By pairing Fiddler Evals with coding agents like OpenCode, the tedious inner loop of running experiments, analyzing failures, iterating on prompts, and verifying improvements can happen automatically while safely reverting regressions.
The obs-query example shows how modular design makes this practical and powerful. The question is no longer whether we need evals, but whether we still need to run the EDD loop manually.
Frequently Asked Questions
What is an LLM evaluation pipeline and how does it work?
An LLM evaluation pipeline is an automated system that runs test cases through an AI agent, scores the outputs using defined evaluators (such as LLM-as-judge), and returns quantitative results. It replaces manual output review with repeatable, measurable scoring across every input in your test dataset.
How do you test non-deterministic AI agent outputs?
You use evals, automated evaluations that score agent outputs against expected results on a defined scale. Unlike unit tests for deterministic code, evals account for variability by measuring semantic correctness across many inputs rather than checking for an exact match.
What is the difference between TDD and eval-driven development?
Test-driven development (TDD) validates deterministic code with pass/fail assertions. Eval-driven development (EDD) adapts this approach for agentic AI, where outputs are non-deterministic. Instead of binary pass/fail, EDD uses scored evaluations to measure correctness and guide iterative prompt and code improvements.
How do you prevent regressions when iterating on prompts?
Use a scoring threshold and auto-revert logic in your eval loop. After each prompt edit, re-run the full eval suite and compare aggregate scores against the best-seen run. If scores drop below that baseline, automatically restore the previous version via version control before any changes ship.

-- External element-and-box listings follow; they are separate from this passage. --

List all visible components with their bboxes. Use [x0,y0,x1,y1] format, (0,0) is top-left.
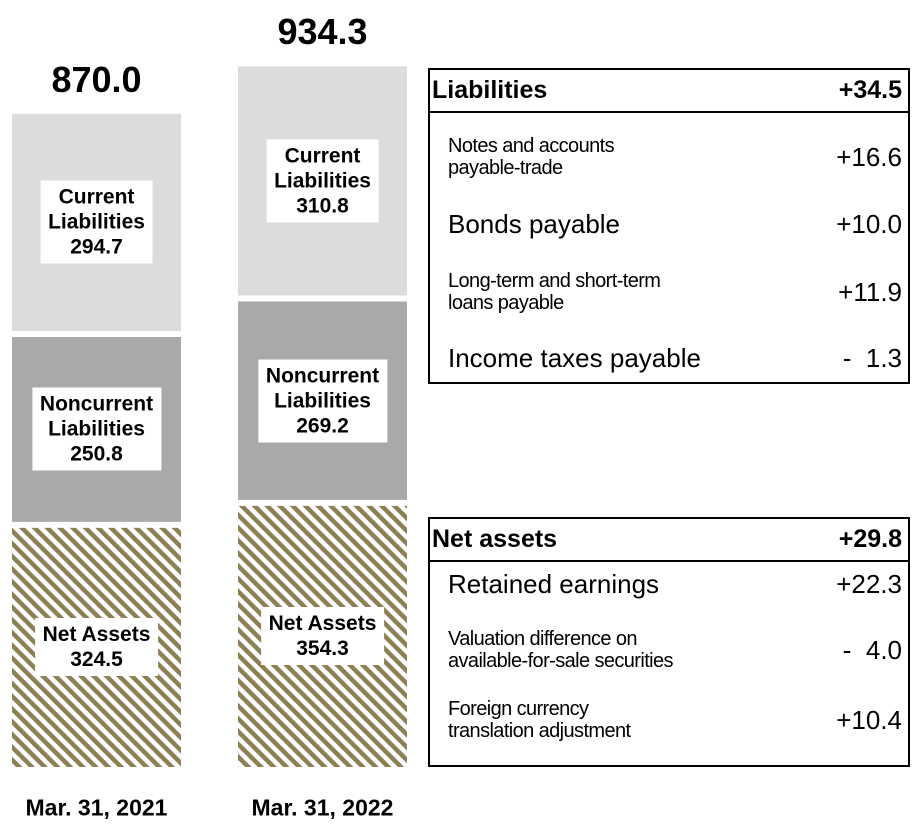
segment-name: Current Liabilities [48,185,145,234]
category-label: Mar. 31, 2022 [251,794,394,821]
segment-label: Current Liabilities 310.8 [266,139,379,223]
header-label: Liabilities [432,76,548,104]
row-value: +16.6 [836,142,902,172]
row-label: Foreign currency translation adjustment [448,698,631,742]
header-label: Net assets [432,525,558,553]
row-label: Long-term and short-term loans payable [448,270,661,314]
segment-value: 324.5 [70,648,123,672]
segment-name: Noncurrent Liabilities [39,392,154,441]
row-value: +22.3 [836,569,902,599]
segment-label: Net Assets 354.3 [260,607,385,666]
segment-label: Net Assets 324.5 [34,618,159,677]
header-value: +29.8 [838,525,902,553]
segment-value: 269.2 [296,414,349,438]
row-label: Income taxes payable [448,343,701,373]
row-value: +10.4 [836,705,902,735]
total-label: 934.3 [277,11,368,53]
table-row: Income taxes payable - 1.3 [430,345,908,371]
summary-table: Liabilities +34.5 Notes and accounts payab… [428,68,910,384]
row-value: - 4.0 [842,635,902,665]
table-row: Valuation difference on available-for-sa… [430,628,908,672]
segment-name: Current Liabilities [274,144,371,193]
table-row: Foreign currency translation adjustment +… [430,698,908,742]
segment-value: 250.8 [70,442,123,466]
table-header: Liabilities +34.5 [430,70,908,113]
segment-name: Noncurrent Liabilities [265,364,380,413]
row-value: +10.0 [836,209,902,239]
segment-label: Noncurrent Liabilities 269.2 [257,359,388,443]
segment-name: Net Assets [268,612,377,636]
segment-value: 354.3 [296,637,349,661]
segment-value: 294.7 [70,235,123,259]
segment-name: Net Assets [42,623,151,647]
segment-label: Current Liabilities 294.7 [40,180,153,264]
segment-value: 310.8 [296,194,349,218]
row-label: Valuation difference on available-for-sa… [448,628,674,672]
row-label: Notes and accounts payable-trade [448,135,615,179]
table-header: Net assets +29.8 [430,519,908,562]
segment-label: Noncurrent Liabilities 250.8 [31,387,162,471]
table-row: Retained earnings +22.3 [430,571,908,597]
table-row: Bonds payable +10.0 [430,211,908,237]
row-value: +11.9 [838,277,902,307]
table-row: Long-term and short-term loans payable +1… [430,270,908,314]
row-label: Retained earnings [448,569,660,599]
summary-table: Net assets +29.8 Retained earnings +22.3 Val… [428,517,910,767]
row-label: Bonds payable [448,209,621,239]
category-label: Mar. 31, 2021 [25,794,168,821]
total-label: 870.0 [51,58,142,100]
row-value: - 1.3 [842,343,902,373]
table-row: Notes and accounts payable-trade +16.6 [430,135,908,179]
header-value: +34.5 [838,76,902,104]
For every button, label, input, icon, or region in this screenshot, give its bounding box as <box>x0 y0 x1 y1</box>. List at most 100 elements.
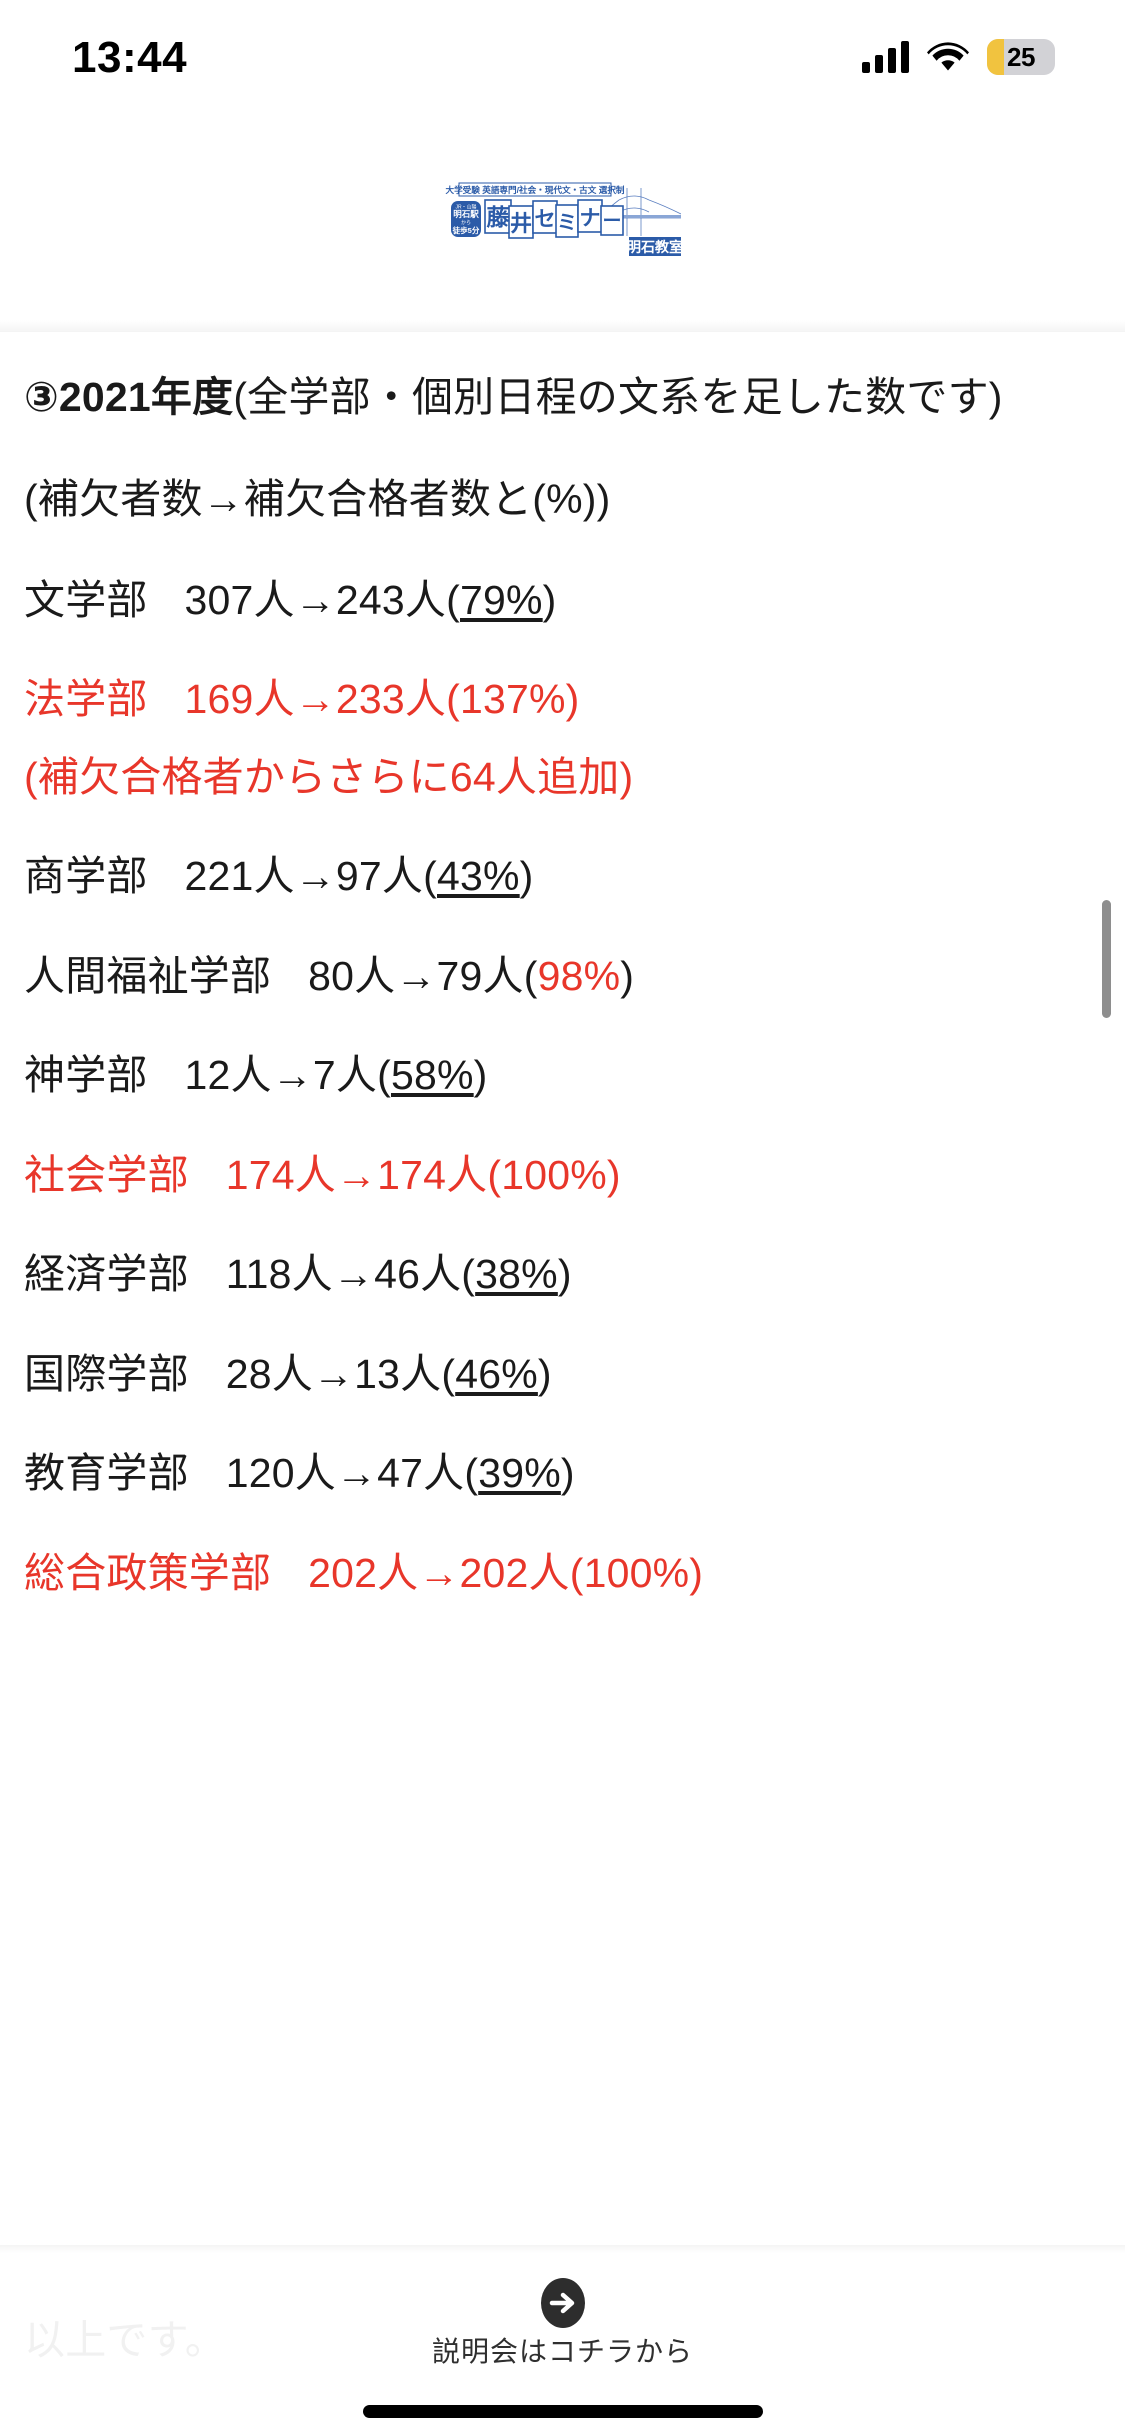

Why does modular agent design matter for LLM evaluations?
Modular agent design breaks an agentic application into discrete, independently testable nodes. When each step (such as query generation or metric discovery) runs as a separate unit, you can eval it in isolation, identify exactly which node is underperforming, and improve it without noise from unrelated steps. A monolithic single-prompt agent makes it impossible to pinpoint failures.